The first scenario is that if two threads happen to update the ArrayList at the same time, then it may get corrupted. For instance, the logic of appending to a list goes something like this:

public void add(T element) {
    if (!haveSpace(size + 1)) {
        expand(size + 1);
    }
    elements[size] = element;
    // HERE
    size++;
}

Now suppose that we have one processor / core and two threads executing this code on the same list at the "same time". Suppose that the first thread gets to the point labeled HERE and is preempted. The second thread comes along, and overwrites the slot in elements that the first thread just updated with its own element, and then increments size. When the first thread finally gets control, it updates size. The end result is that we've added the second thread's element and not the first thread's element, and most likely also added a null to the list. (This is just illustrative. In reality, the native code compiler may have reordered the code, and so on. But the point is that bad things can happen if updates happen simultaneously.)

The second scenario arises due to the caching of main memory contents in the CPU's cache memory. Suppose that we have two threads, one adding elements to the list and the second one reading the list's size. When on thread adds an element, it will update the list's size attribute. However, since size is not volatile, the new value of size may not immediately be written out to main memory. Instead, it could sit in the cache until a synchronization point where the Java memory model requires that cached writes get flushed. In the meantime, the second thread could call size() on the list and get a stale value of size. In the worst case, the second thread (calling get(int) for example) might see inconsistent values of size and the elements array, resulting in unexpected exceptions. (Note that kind of problem can happen even when there is only one core and no memory caching. The JIT compiler is free to use CPU registers to cache memory contents, and those registers don't get flushed / refreshed with respect to their memory locations when a thread context switch occurs.)

The third scenario arises when you synchronize operations on the ArrayList; e.g. by wrapping it as a SynchronizedList.

    List list = Collections.synchronizedList(new ArrayList());

    // Thread 1
    List list2 = ...
    for (Object element : list2) {
        list.add(element);
    }

    // Thread 2
    List list3 = ...
    for (Object element : list) {
        list3.add(element);
    }

If thread2's list is an ArrayList or LinkedList and the two threads run simultaneously, thread 2 will fail with a ConcurrentModificationException.

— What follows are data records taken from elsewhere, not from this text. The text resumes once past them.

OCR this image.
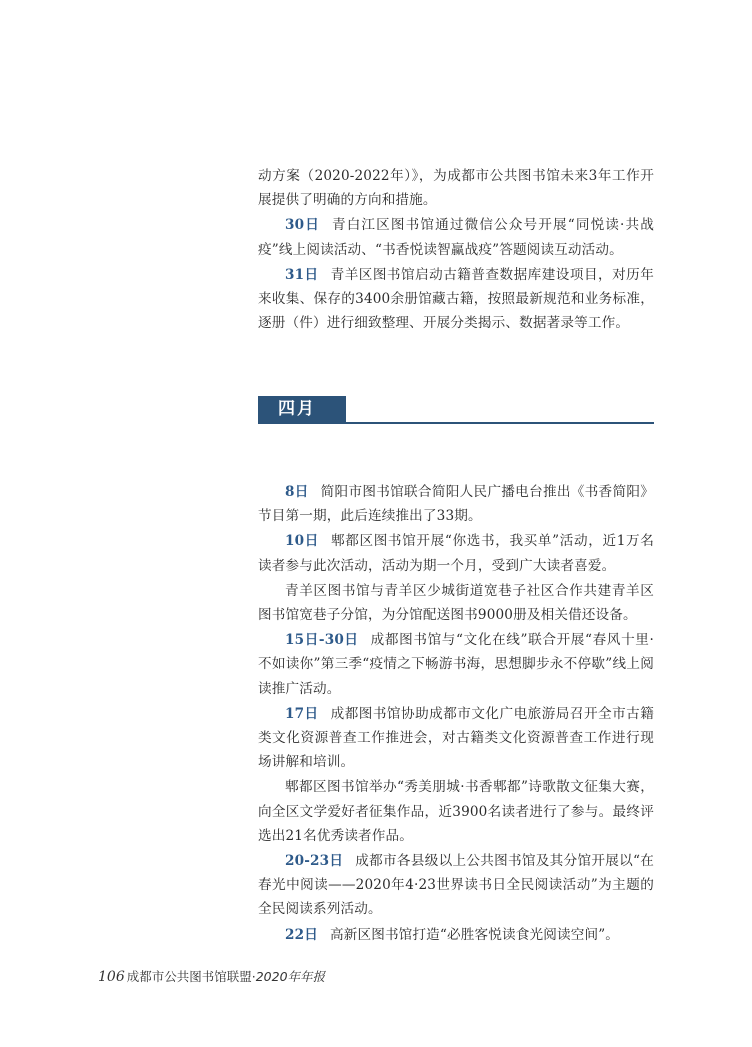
动方案（2020-2022年）》，为成都市公共图书馆未来3年工作开展提供了明确的方向和措施。

30日 青白江区图书馆通过微信公众号开展“同悦读·共战疫”线上阅读活动、“书香悦读智赢战疫”答题阅读互动活动。

31日 青羊区图书馆启动古籍普查数据库建设项目，对历年来收集、保存的3400余册馆藏古籍，按照最新规范和业务标准，逐册（件）进行细致整理、开展分类揭示、数据著录等工作。

四月

8日 简阳市图书馆联合简阳人民广播电台推出《书香简阳》节目第一期，此后连续推出了33期。

10日 郫都区图书馆开展“你选书，我买单”活动，近1万名读者参与此次活动，活动为期一个月，受到广大读者喜爱。

青羊区图书馆与青羊区少城街道宽巷子社区合作共建青羊区图书馆宽巷子分馆，为分馆配送图书9000册及相关借还设备。

15日-30日 成都图书馆与“文化在线”联合开展“春风十里·不如读你”第三季“疫情之下畅游书海，思想脚步永不停歇”线上阅读推广活动。

17日 成都图书馆协助成都市文化广电旅游局召开全市古籍类文化资源普查工作推进会，对古籍类文化资源普查工作进行现场讲解和培训。

郫都区图书馆举办“秀美朋城·书香郫都”诗歌散文征集大赛，向全区文学爱好者征集作品，近3900名读者进行了参与。最终评选出21名优秀读者作品。

20-23日 成都市各县级以上公共图书馆及其分馆开展以“在春光中阅读——2020年4·23世界读书日全民阅读活动”为主题的全民阅读系列活动。

22日 高新区图书馆打造“必胜客悦读食光阅读空间”。

106 成都市公共图书馆联盟·2020年年报
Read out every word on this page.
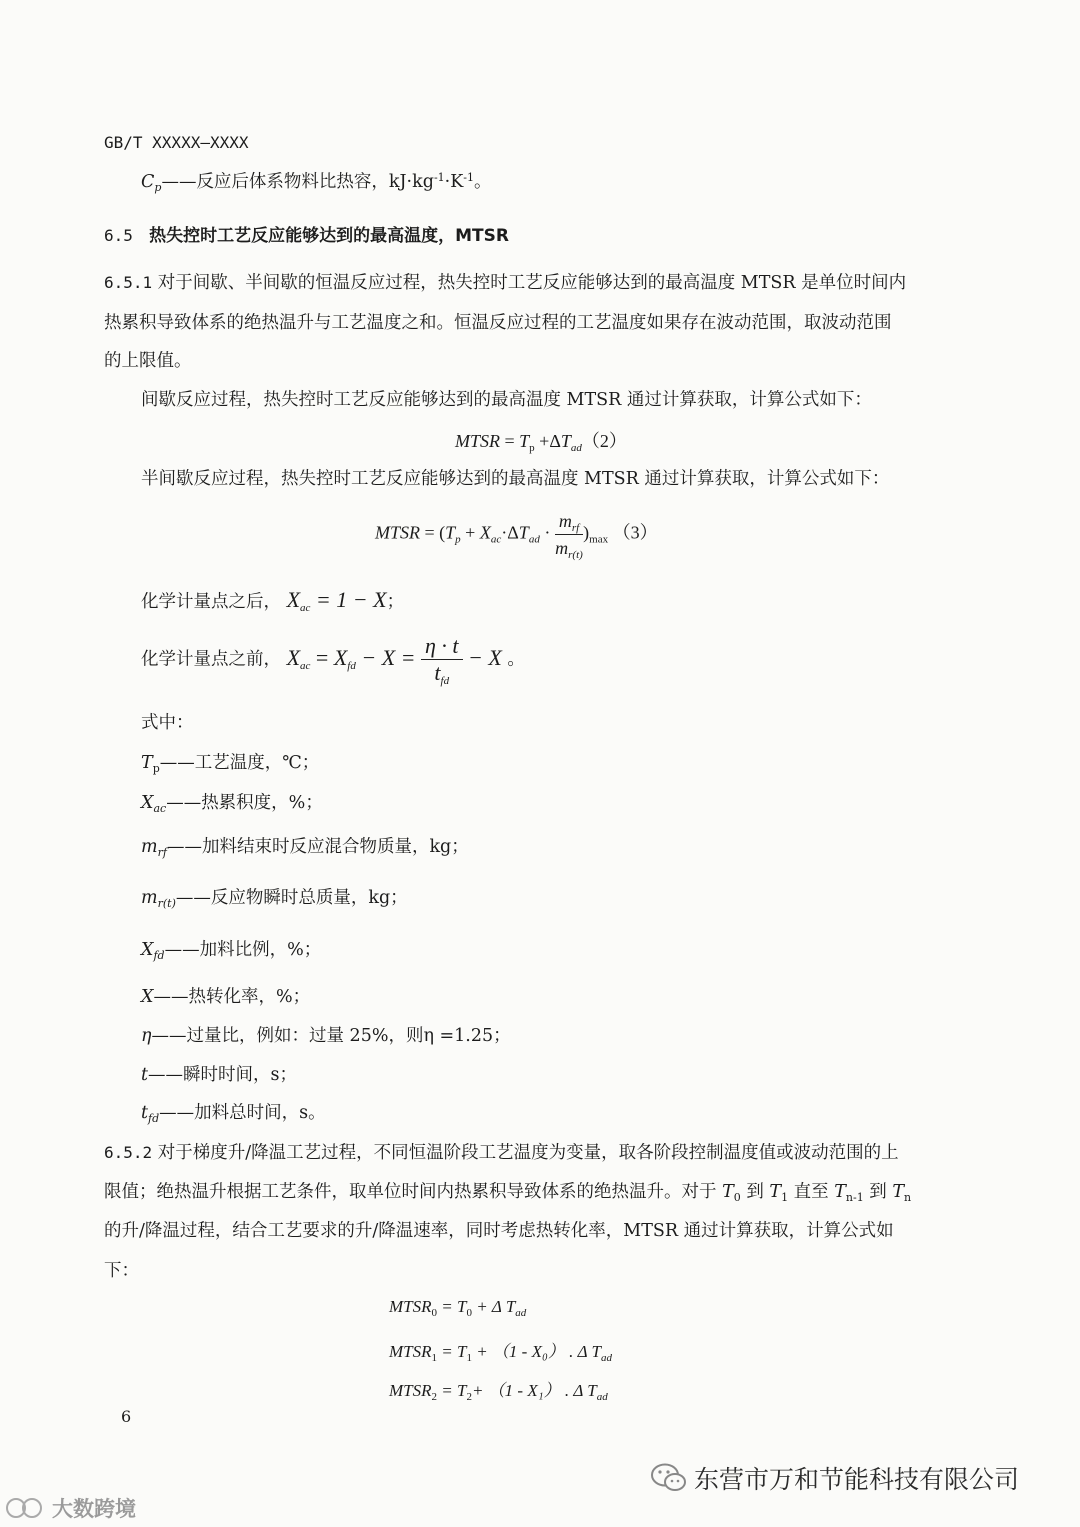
GB/T XXXXX—XXXX
$C_p——$反应后体系物料比热容，$kJ\cdot kg^{-1}\cdot K^{-1}$。
6.5 热失控时工艺反应能够达到的最高温度，MTSR
6.5.1 对于间歇、半间歇的恒温反应过程，热失控时工艺反应能够达到的最高温度 MTSR 是单位时间内
热累积导致体系的绝热温升与工艺温度之和。恒温反应过程的工艺温度如果存在波动范围，取波动范围
的上限值。
间歇反应过程，热失控时工艺反应能够达到的最高温度 MTSR 通过计算获取，计算公式如下：
MTSR = $T_p +\Delta T_{ad}(2)$
半间歇反应过程，热失控时工艺反应能够达到的最高温度 MTSR 通过计算获取，计算公式如下：
MTSR = $(T_p + X_{ac}\cdot\Delta T_{ad} \cdot \frac{m_{rf}}{m_{r(t)}} )_{max}$ （3）
化学计量点之后， $X_{ac} = 1 - X$；
化学计量点之前， $X_{ac} = X_{fd} - X = \frac{\eta \cdot t}{t_{fd}} - X$ 。
式中：
$T_p——$工艺温度，℃；
$X_{ac}——$热累积度，%；
$m_{rf}——$加料结束时反应混合物质量，kg；
$m_{r(t)}——$反应物瞬时总质量，kg；
$X_{fd}——$加料比例，%；
X——热转化率，%；
η——过量比，例如：过量 25%，则η =1.25；
t——瞬时时间，s；
$t_{fd}——$加料总时间，s。
6.5.2 对于梯度升/降温工艺过程，不同恒温阶段工艺温度为变量，取各阶段控制温度值或波动范围的上
限值；绝热温升根据工艺条件，取单位时间内热累积导致体系的绝热温升。对于 $T_0$ 到 $T_1$ 直至 $T_{n-1}$ 到 $T_n$
的升/降温过程，结合工艺要求的升/降温速率，同时考虑热转化率，MTSR 通过计算获取，计算公式如
下：
$MTSR_0 = T_0 + \Delta$ $T_{ad}$
$MTSR_1 = T_1 + (1 - X_0)$ . Δ $T_{ad}$
$MTSR_2 = T_2+ (1 - X_1)$ . Δ $T_{ad}$
6
东营市万和节能科技有限公司
大数跨境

If it is some other (home brew) list, then the results are unpredictable. The problem is that making list a synchronized list is NOT SUFFICIENT to make it thread-safe with respect to a sequence of list operations performed by different threads. To get that, the application would typically need to synchronize at a higher level / coarser grain.

Stephen C
A: 

You cannot control when one thread will be stopped and other will start. Thread 1 will not wait until it has completely finished adding data. There is always possible to corrupt data.